By Jake Beleski
The All Blacks will not be defending the team of the year award they won at last year’s Laureus Sports Awards, and rightly so.
They failed to secure a nomination in the team category this time around, and a quick glance at the nominees shows why.
It was another extremely successful year for the men in black — winning 13 out of 14 test matches — but the achievements of the other nominees are more noteworthy, no question.
They would have been up against the Cleveland Cavaliers (basketball), Chicago Cubs (baseball), Mercedes AMG Petronas (F1 motorsport), Real Madrid (football), Portugal (football) and the Brazilian Olympic team (football).
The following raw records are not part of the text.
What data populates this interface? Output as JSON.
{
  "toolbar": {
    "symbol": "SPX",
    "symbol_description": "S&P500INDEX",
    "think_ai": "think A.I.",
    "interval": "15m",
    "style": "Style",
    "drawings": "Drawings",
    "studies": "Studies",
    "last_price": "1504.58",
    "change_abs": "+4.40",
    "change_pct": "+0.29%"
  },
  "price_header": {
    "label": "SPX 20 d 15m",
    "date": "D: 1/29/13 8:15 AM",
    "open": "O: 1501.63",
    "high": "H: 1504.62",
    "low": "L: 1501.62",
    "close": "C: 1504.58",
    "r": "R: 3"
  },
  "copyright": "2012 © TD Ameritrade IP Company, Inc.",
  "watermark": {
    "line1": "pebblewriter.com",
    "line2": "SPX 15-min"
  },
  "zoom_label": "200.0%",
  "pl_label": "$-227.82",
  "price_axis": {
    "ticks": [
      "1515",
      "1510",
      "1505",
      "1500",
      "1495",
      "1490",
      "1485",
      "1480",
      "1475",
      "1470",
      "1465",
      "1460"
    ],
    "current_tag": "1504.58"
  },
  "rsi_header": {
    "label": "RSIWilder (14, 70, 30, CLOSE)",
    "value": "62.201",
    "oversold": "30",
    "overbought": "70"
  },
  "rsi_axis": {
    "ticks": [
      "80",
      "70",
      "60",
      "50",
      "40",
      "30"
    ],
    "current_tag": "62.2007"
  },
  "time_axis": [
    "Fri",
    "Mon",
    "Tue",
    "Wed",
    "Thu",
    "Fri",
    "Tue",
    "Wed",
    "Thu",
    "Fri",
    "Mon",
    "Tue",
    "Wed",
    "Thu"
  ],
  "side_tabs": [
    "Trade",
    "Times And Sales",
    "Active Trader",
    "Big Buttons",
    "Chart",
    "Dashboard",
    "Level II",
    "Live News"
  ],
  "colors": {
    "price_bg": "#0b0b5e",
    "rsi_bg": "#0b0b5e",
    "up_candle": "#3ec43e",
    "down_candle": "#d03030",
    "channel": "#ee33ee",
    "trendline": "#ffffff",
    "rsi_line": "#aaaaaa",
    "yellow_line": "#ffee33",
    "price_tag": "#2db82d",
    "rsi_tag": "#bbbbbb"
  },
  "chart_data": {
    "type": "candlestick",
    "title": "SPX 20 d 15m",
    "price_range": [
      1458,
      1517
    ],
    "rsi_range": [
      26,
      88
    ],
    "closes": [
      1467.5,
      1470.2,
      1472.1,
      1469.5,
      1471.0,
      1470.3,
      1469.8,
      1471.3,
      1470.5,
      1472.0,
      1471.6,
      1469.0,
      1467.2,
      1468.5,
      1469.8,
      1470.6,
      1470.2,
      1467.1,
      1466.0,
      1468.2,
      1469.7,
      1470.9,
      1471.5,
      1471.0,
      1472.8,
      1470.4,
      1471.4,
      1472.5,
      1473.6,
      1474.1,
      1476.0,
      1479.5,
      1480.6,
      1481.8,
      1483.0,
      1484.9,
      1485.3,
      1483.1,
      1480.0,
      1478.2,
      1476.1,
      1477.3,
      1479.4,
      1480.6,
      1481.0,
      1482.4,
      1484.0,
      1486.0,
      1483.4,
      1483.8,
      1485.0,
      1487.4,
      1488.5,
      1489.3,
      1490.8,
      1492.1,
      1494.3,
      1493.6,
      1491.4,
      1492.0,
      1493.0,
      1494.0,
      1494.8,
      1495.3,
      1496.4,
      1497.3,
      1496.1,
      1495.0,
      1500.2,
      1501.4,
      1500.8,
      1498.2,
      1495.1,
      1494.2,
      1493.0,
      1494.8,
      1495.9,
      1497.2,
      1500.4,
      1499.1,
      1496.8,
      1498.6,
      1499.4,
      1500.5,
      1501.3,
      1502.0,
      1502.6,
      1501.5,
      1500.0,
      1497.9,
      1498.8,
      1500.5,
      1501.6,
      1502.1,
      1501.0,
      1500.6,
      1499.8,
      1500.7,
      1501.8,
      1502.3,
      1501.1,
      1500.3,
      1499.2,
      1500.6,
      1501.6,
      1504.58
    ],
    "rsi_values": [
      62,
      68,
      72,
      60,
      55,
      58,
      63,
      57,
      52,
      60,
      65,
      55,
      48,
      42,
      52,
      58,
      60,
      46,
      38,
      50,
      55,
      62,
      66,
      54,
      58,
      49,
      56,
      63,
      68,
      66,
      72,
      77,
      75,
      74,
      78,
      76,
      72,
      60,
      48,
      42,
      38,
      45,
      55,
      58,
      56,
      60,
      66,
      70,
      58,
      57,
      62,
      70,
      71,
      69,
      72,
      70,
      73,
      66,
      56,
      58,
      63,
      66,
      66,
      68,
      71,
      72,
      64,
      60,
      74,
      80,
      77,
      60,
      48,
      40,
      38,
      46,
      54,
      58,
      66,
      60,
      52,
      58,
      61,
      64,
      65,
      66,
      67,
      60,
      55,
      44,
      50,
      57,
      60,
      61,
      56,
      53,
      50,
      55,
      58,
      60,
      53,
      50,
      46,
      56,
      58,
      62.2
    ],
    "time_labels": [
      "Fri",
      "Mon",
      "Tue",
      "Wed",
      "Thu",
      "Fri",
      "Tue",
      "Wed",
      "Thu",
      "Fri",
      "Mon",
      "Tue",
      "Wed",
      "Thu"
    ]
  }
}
Football achievements dominate the category, but this award has to go to the Cavaliers or the Cubs.
The Cavs gave up a 3-1 lead in the best-of-seven NBA finals against the defending champion Golden State Warriors, before a LeBron James masterclass brought them back from the brink and secured a 4-3 win.
It was the first championship for the city, across any sport, in 52 years.
But for pure drama and spine-chilling scenes, you can’t go past the efforts of the Cubs.
They broke a scarcely believable title drought when they came back from the same 1-3 deficit in their finals series against the Cleveland Indians, claiming their first World Series crown in 108 years with a thrilling win in game seven.
The sportswoman and sportsman of the year nominees are harder to separate.
In the women’s category, the frontrunners at first glance would appear to be Simone Biles (gymnastics) and Katie Ledecky (swimming).
The two American superstars both grabbed global attention with their eye-catching performances at last year’s Olympics, with both claiming four gold medals.
Either would be a deserving winner, but Biles takes it out.
The men’s category is the toughest.
Usain Bolt, Cristiano Ronaldo, LeBron James and Andy Murray could all make a claim to earning this award.
For me, it is impossible to go past Bolt.
The Jamaican flyer defended his 100m, 200m, and 4x100m gold medals in his usual relaxed style in Rio, and quashed any doubt that he was still the fastest man on the planet.
Ronaldo won’t agree, but there is something special about dominating an individual sport for such a long period of time, and doing so in such convincing and entertaining fashion.
Bolt wins.
With no All Blacks to support, let’s hope Kiwi swimmer Sophie Pascoe can bring home the sportsperson of the year with a disability award.
After three golds and two silvers at Rio’s Paralympics, she’s in with a great chance.
The winners are announced on February 14.